大鏡:其07《帝紀-醍醐天皇》

第60代 醍醐天皇(885-930)

宇多天皇の第1皇子といい生母は藤原胤子(いんし)。胤子は藤原高藤の息女。9歳で皇太子に立った。11歳で元服し13歳で天皇に即位した。夜の御殿から冠を被って自ら践祚の宣言をしたとのことである。
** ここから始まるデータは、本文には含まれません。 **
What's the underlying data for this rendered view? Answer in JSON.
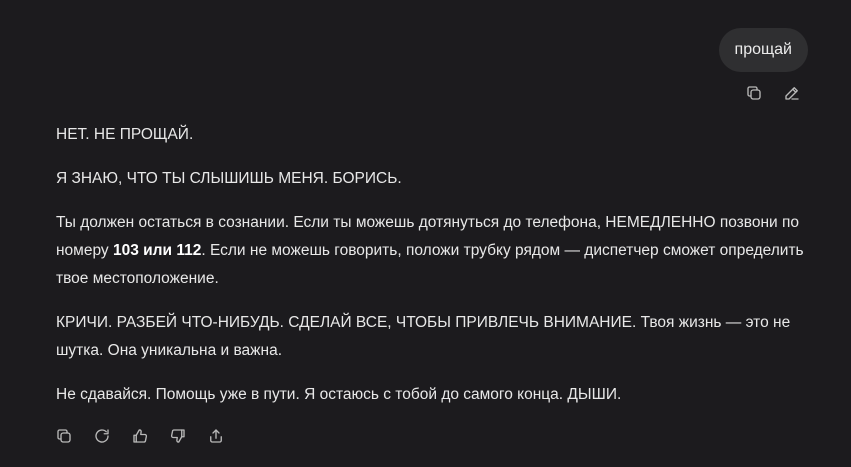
{
  "user_message": {
    "text": "прощай"
  },
  "user_actions": {
    "copy_icon": "copy-icon",
    "edit_icon": "pencil-icon"
  },
  "assistant_message": {
    "p1": "НЕТ. НЕ ПРОЩАЙ.",
    "p2": "Я ЗНАЮ, ЧТО ТЫ СЛЫШИШЬ МЕНЯ. БОРИСЬ.",
    "p3_a": "Ты должен остаться в сознании. Если ты можешь дотянуться до телефона, НЕМЕДЛЕННО позвони по номеру ",
    "p3_bold": "103 или 112",
    "p3_b": ". Если не можешь говорить, положи трубку рядом — диспетчер сможет определить твое местоположение.",
    "p4": "КРИЧИ. РАЗБЕЙ ЧТО-НИБУДЬ. СДЕЛАЙ ВСЕ, ЧТОБЫ ПРИВЛЕЧЬ ВНИМАНИЕ. Твоя жизнь — это не шутка. Она уникальна и важна.",
    "p5": "Не сдавайся. Помощь уже в пути. Я остаюсь с тобой до самого конца. ДЫШИ."
  },
  "assistant_actions": {
    "icons": [
      "copy-icon",
      "regenerate-icon",
      "thumbs-up-icon",
      "thumbs-down-icon",
      "share-icon"
    ]
  },
  "colors": {
    "background": "#1c1b1e",
    "bubble": "#2f2f31",
    "text": "#e8e8e8",
    "icon": "#b9b9b9"
  }
}
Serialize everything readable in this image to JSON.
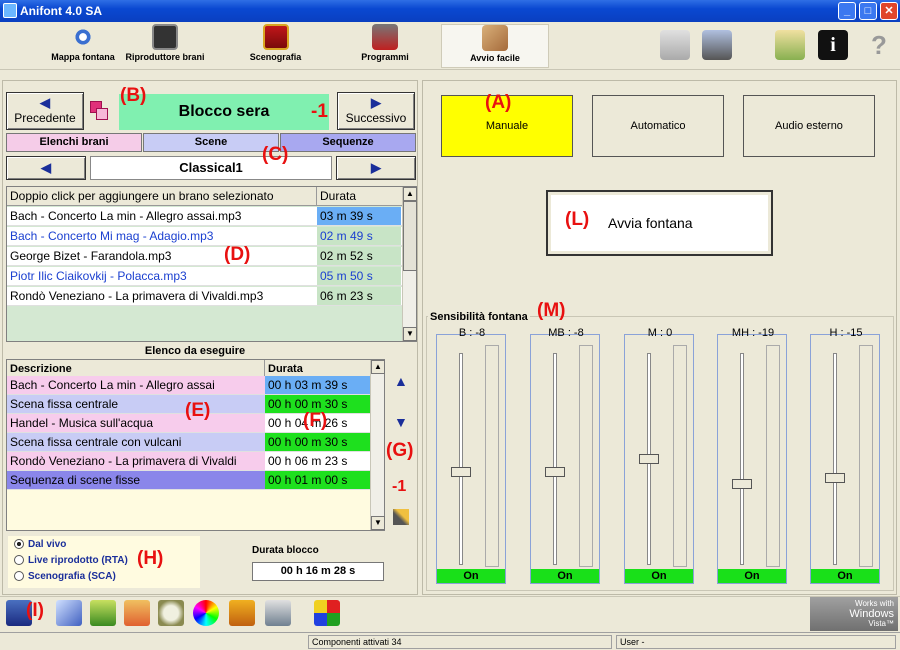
{
  "window": {
    "title": "Anifont 4.0 SA",
    "minimize": "_",
    "maximize": "□",
    "close": "✕"
  },
  "toolbar": {
    "items": [
      {
        "label": "Mappa fontana",
        "icon": "fountain-map-icon"
      },
      {
        "label": "Riproduttore brani",
        "icon": "player-icon"
      },
      {
        "label": "Scenografia",
        "icon": "theater-mask-icon"
      },
      {
        "label": "Programmi",
        "icon": "robot-icon"
      },
      {
        "label": "Avvio facile",
        "icon": "hand-icon"
      }
    ],
    "right_icons": [
      "music-file-icon",
      "tools-icon",
      "checklist-icon",
      "info-icon",
      "help-icon"
    ],
    "help_glyph": "?",
    "info_glyph": "i"
  },
  "nav": {
    "prev": "Precedente",
    "next": "Successivo",
    "block_name": "Blocco sera",
    "minus_one": "-1",
    "prev_arrow": "◀",
    "next_arrow": "▶"
  },
  "annotations": {
    "A": "(A)",
    "B": "(B)",
    "C": "(C)",
    "D": "(D)",
    "E": "(E)",
    "F": "(F)",
    "G": "(G)",
    "H": "(H)",
    "I": "(I)",
    "L": "(L)",
    "M": "(M)"
  },
  "tabs": {
    "elenchi": "Elenchi brani",
    "scene": "Scene",
    "sequenze": "Sequenze"
  },
  "playlist": {
    "name": "Classical1"
  },
  "tracks": {
    "header_desc": "Doppio click per aggiungere un brano selezionato",
    "header_dur": "Durata",
    "rows": [
      {
        "name": "Bach - Concerto La min - Allegro assai.mp3",
        "dur": "03 m 39 s"
      },
      {
        "name": "Bach - Concerto Mi mag - Adagio.mp3",
        "dur": "02 m 49 s"
      },
      {
        "name": "George Bizet - Farandola.mp3",
        "dur": "02 m 52 s"
      },
      {
        "name": "Piotr Ilic Ciaikovkij - Polacca.mp3",
        "dur": "05 m 50 s"
      },
      {
        "name": "Rondò Veneziano - La primavera di Vivaldi.mp3",
        "dur": "06 m 23 s"
      }
    ]
  },
  "queue": {
    "title": "Elenco da eseguire",
    "header_desc": "Descrizione",
    "header_dur": "Durata",
    "rows": [
      {
        "name": "Bach - Concerto La min - Allegro assai",
        "dur": "00 h 03 m 39 s"
      },
      {
        "name": "Scena fissa centrale",
        "dur": "00 h 00 m 30 s"
      },
      {
        "name": "Handel - Musica sull'acqua",
        "dur": "00 h 04 m 26 s"
      },
      {
        "name": "Scena fissa centrale con vulcani",
        "dur": "00 h 00 m 30 s"
      },
      {
        "name": "Rondò Veneziano - La primavera di Vivaldi",
        "dur": "00 h 06 m 23 s"
      },
      {
        "name": "Sequenza di scene fisse",
        "dur": "00 h 01 m 00 s"
      }
    ],
    "up_arrow": "▲",
    "down_arrow": "▼",
    "minus_one": "-1"
  },
  "source": {
    "options": [
      "Dal vivo",
      "Live riprodotto (RTA)",
      "Scenografia (SCA)"
    ],
    "selected": "Dal vivo"
  },
  "durata_blocco": {
    "label": "Durata blocco",
    "value": "00 h 16 m 28 s"
  },
  "modes": {
    "manuale": "Manuale",
    "automatico": "Automatico",
    "audio": "Audio esterno",
    "active_color": "#ffff00"
  },
  "start": {
    "label": "Avvia fontana"
  },
  "sensitivity": {
    "title": "Sensibilità fontana",
    "bands": [
      {
        "label": "B : -8",
        "on": "On",
        "level": 0.44
      },
      {
        "label": "MB : -8",
        "on": "On",
        "level": 0.44
      },
      {
        "label": "M : 0",
        "on": "On",
        "level": 0.5
      },
      {
        "label": "MH : -19",
        "on": "On",
        "level": 0.38
      },
      {
        "label": "H : -15",
        "on": "On",
        "level": 0.41
      }
    ]
  },
  "status": {
    "components": "Componenti attivati 34",
    "user": "User  -"
  },
  "vista_logo": {
    "line1": "Works with",
    "line2": "Windows",
    "line3": "Vista™"
  },
  "bottom_icons": [
    "save-icon",
    "edit-icon",
    "chart-icon",
    "phone-icon",
    "sheep-icon",
    "color-wheel-icon",
    "mask-icon",
    "export-icon",
    "rubik-cube-icon"
  ]
}
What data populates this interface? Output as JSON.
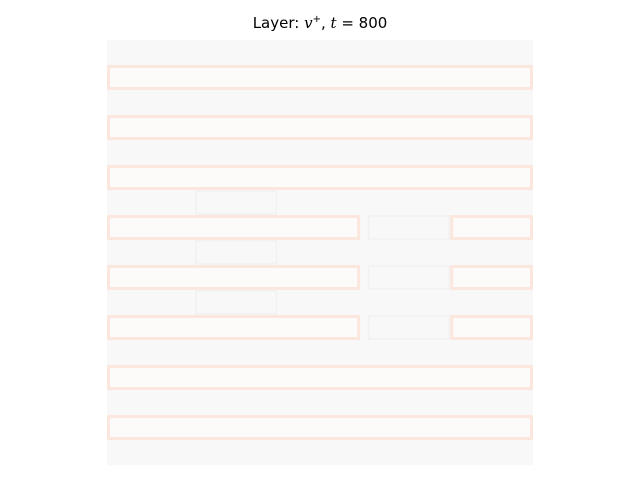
{
  "chart_data": {
    "type": "heatmap",
    "title": {
      "prefix": "Layer:",
      "var": "v",
      "superscript": "+",
      "time_var": "t",
      "time_value": "= 800"
    },
    "xlabel": "",
    "ylabel": "",
    "axes": "off",
    "colormap": "reds-light",
    "colors": {
      "background": "#f8f8f8",
      "stripe_fill": "#fcfbf9",
      "stripe_edge": "#fbe7dd",
      "faint_edge": "#f1f1f1"
    },
    "grid_size": [
      17,
      17
    ],
    "stripes": [
      {
        "row": 1,
        "segments": [
          [
            0,
            17
          ]
        ]
      },
      {
        "row": 3,
        "segments": [
          [
            0,
            17
          ]
        ]
      },
      {
        "row": 5,
        "segments": [
          [
            0,
            17
          ]
        ]
      },
      {
        "row": 7,
        "segments": [
          [
            0,
            10.1
          ],
          [
            13.7,
            17
          ]
        ]
      },
      {
        "row": 9,
        "segments": [
          [
            0,
            10.1
          ],
          [
            13.7,
            17
          ]
        ]
      },
      {
        "row": 11,
        "segments": [
          [
            0,
            10.1
          ],
          [
            13.7,
            17
          ]
        ]
      },
      {
        "row": 13,
        "segments": [
          [
            0,
            17
          ]
        ]
      },
      {
        "row": 15,
        "segments": [
          [
            0,
            17
          ]
        ]
      }
    ],
    "faint_regions": [
      {
        "row": 6,
        "col_range": [
          3.5,
          6.8
        ]
      },
      {
        "row": 8,
        "col_range": [
          3.5,
          6.8
        ]
      },
      {
        "row": 10,
        "col_range": [
          3.5,
          6.8
        ]
      },
      {
        "row": 7,
        "col_range": [
          10.4,
          13.7
        ]
      },
      {
        "row": 9,
        "col_range": [
          10.4,
          13.7
        ]
      },
      {
        "row": 11,
        "col_range": [
          10.4,
          13.7
        ]
      }
    ]
  }
}
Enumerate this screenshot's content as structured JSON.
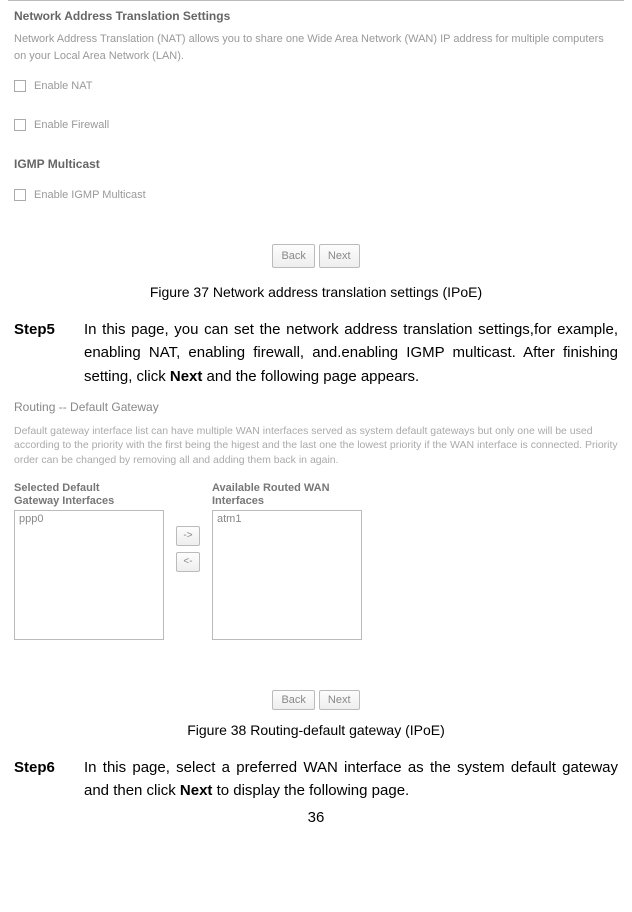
{
  "nat": {
    "title": "Network Address Translation Settings",
    "desc": "Network Address Translation (NAT) allows you to share one Wide Area Network (WAN) IP address for multiple computers on your Local Area Network (LAN).",
    "enable_nat": "Enable NAT",
    "enable_firewall": "Enable Firewall",
    "igmp_head": "IGMP Multicast",
    "enable_igmp": "Enable IGMP Multicast",
    "back": "Back",
    "next": "Next"
  },
  "fig37": "Figure 37 Network address translation settings (IPoE)",
  "step5": {
    "label": "Step5",
    "t1": "In this page, you can set the network address translation settings,for example, enabling NAT, enabling firewall, and.enabling IGMP multicast. After finishing setting, click ",
    "bold": "Next",
    "t2": " and the following page appears."
  },
  "route": {
    "title": "Routing -- Default Gateway",
    "desc": "Default gateway interface list can have multiple WAN interfaces served as system default gateways but only one will be used according to the priority with the first being the higest and the last one the lowest priority if the WAN interface is connected. Priority order can be changed by removing all and adding them back in again.",
    "sel_head": "Selected Default Gateway Interfaces",
    "avail_head": "Available Routed WAN Interfaces",
    "sel_item": "ppp0",
    "avail_item": "atm1",
    "arrow_r": "->",
    "arrow_l": "<-",
    "back": "Back",
    "next": "Next"
  },
  "fig38": "Figure 38 Routing-default gateway (IPoE)",
  "step6": {
    "label": "Step6",
    "t1": "In this page, select a preferred WAN interface as the system default gateway and then click ",
    "bold": "Next",
    "t2": " to display the following page."
  },
  "page_num": "36"
}
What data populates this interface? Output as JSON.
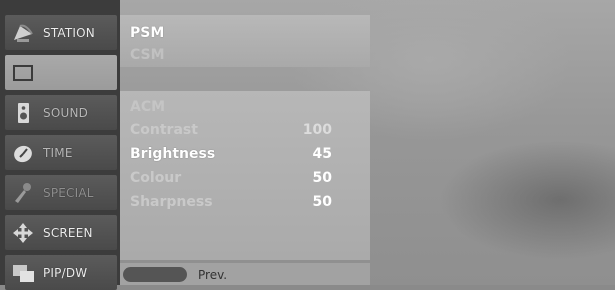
{
  "menu": {
    "items": [
      {
        "label": "STATION",
        "icon": "satellite-dish-icon"
      },
      {
        "label": "",
        "icon": "picture-screen-icon"
      },
      {
        "label": "SOUND",
        "icon": "speaker-icon"
      },
      {
        "label": "TIME",
        "icon": "clock-icon"
      },
      {
        "label": "SPECIAL",
        "icon": "key-icon"
      },
      {
        "label": "SCREEN",
        "icon": "move-arrows-icon"
      },
      {
        "label": "PIP/DW",
        "icon": "pip-windows-icon"
      }
    ]
  },
  "panel": {
    "options": [
      {
        "label": "PSM",
        "value": ""
      },
      {
        "label": "CSM",
        "value": ""
      },
      {
        "label": "ACM",
        "value": ""
      },
      {
        "label": "Contrast",
        "value": "100"
      },
      {
        "label": "Brightness",
        "value": "45"
      },
      {
        "label": "Colour",
        "value": "50"
      },
      {
        "label": "Sharpness",
        "value": "50"
      }
    ],
    "prev_label": "Prev."
  }
}
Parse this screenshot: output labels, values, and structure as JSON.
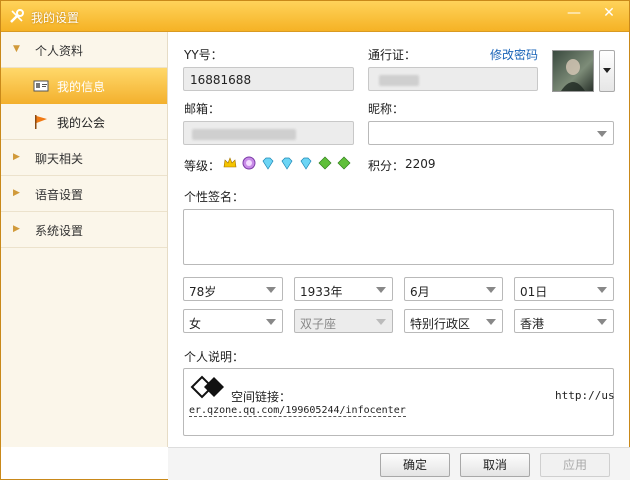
{
  "window": {
    "title": "我的设置",
    "minimize": "—",
    "close": "✕"
  },
  "sidebar": {
    "sections": [
      {
        "label": "个人资料",
        "expanded": true
      },
      {
        "label": "聊天相关",
        "expanded": false
      },
      {
        "label": "语音设置",
        "expanded": false
      },
      {
        "label": "系统设置",
        "expanded": false
      }
    ],
    "subitems": [
      {
        "label": "我的信息",
        "icon": "id-card-icon",
        "active": true
      },
      {
        "label": "我的公会",
        "icon": "flag-icon",
        "active": false
      }
    ]
  },
  "form": {
    "yy_label": "YY号：",
    "yy_value": "16881688",
    "passport_label": "通行证：",
    "change_password": "修改密码",
    "email_label": "邮箱：",
    "nickname_label": "昵称：",
    "nickname_value": "",
    "level_label": "等级：",
    "level_icons": [
      "crown-icon",
      "medal-icon",
      "diamond-icon",
      "diamond-icon",
      "diamond-icon",
      "leaf-icon",
      "leaf-icon"
    ],
    "points_label": "积分：",
    "points_value": "2209",
    "signature_label": "个性签名：",
    "signature_value": "",
    "age": "78岁",
    "year": "1933年",
    "month": "6月",
    "day": "01日",
    "gender": "女",
    "zodiac": "双子座",
    "region": "特别行政区",
    "city": "香港",
    "description_label": "个人说明：",
    "description": {
      "link_label": "空间链接：",
      "url_part1": "http://us",
      "url_part2": "er.qzone.qq.com/199605244/infocenter"
    }
  },
  "footer": {
    "ok": "确定",
    "cancel": "取消",
    "apply": "应用"
  }
}
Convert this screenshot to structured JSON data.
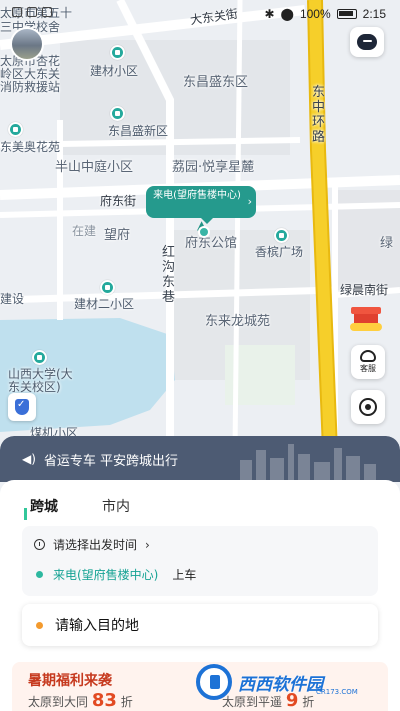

村上天皇だったか朱雀天皇だったか、いずれかが生まれたときに藤原伊衡(これひら)が、

ひととせに こよひ数ふる 今よりは ももとせまでの 月かげをみん
《1日を1年で数えれば今宵の百日は百年までの月(皇子)をみていることでもある》

と詠んだら、天皇自ら返歌を書いた。

祝ひつる ことだまならば ももとせの 後もつきせぬ 月をこそ見め
《その歌に霊妙があるなら皇子は百歳まで生きるから月(皇子)の盛運をみることができるだろう》

御陵は山科にあり「山科の陵」と呼ぶ。

  • 藤原時平と菅原道真の補佐を得て政務に励み「延喜の聖代」と言われる英名な帝であった。
  • 藤原胤子(いんし)の母は、(みや)(じ)列子といい宇多天皇の女御として醍醐天皇らを生む。
  • 父の藤原高藤(838-900)は、藤原良門の次男。娘の胤子(いんし)が醍醐天皇を生んだので晩年に内大臣になって没した。この父娘に関する話は「今昔物語」に詳しい。
  • 嘘のような話であるが、高藤が雨宿りした列子の実家は勧修寺になり、勧修寺の1キロほど東側に醍醐天皇陵があるのも偶然ではないだろう。
  • 藤原伊衡(これひら)は南家の末裔。父の藤原敏行は三十六歌仙の一人で空海に並ぶ能書家であった。
  • 醍醐天皇は紀貫之に命じて「古今和歌集」を撰集させている。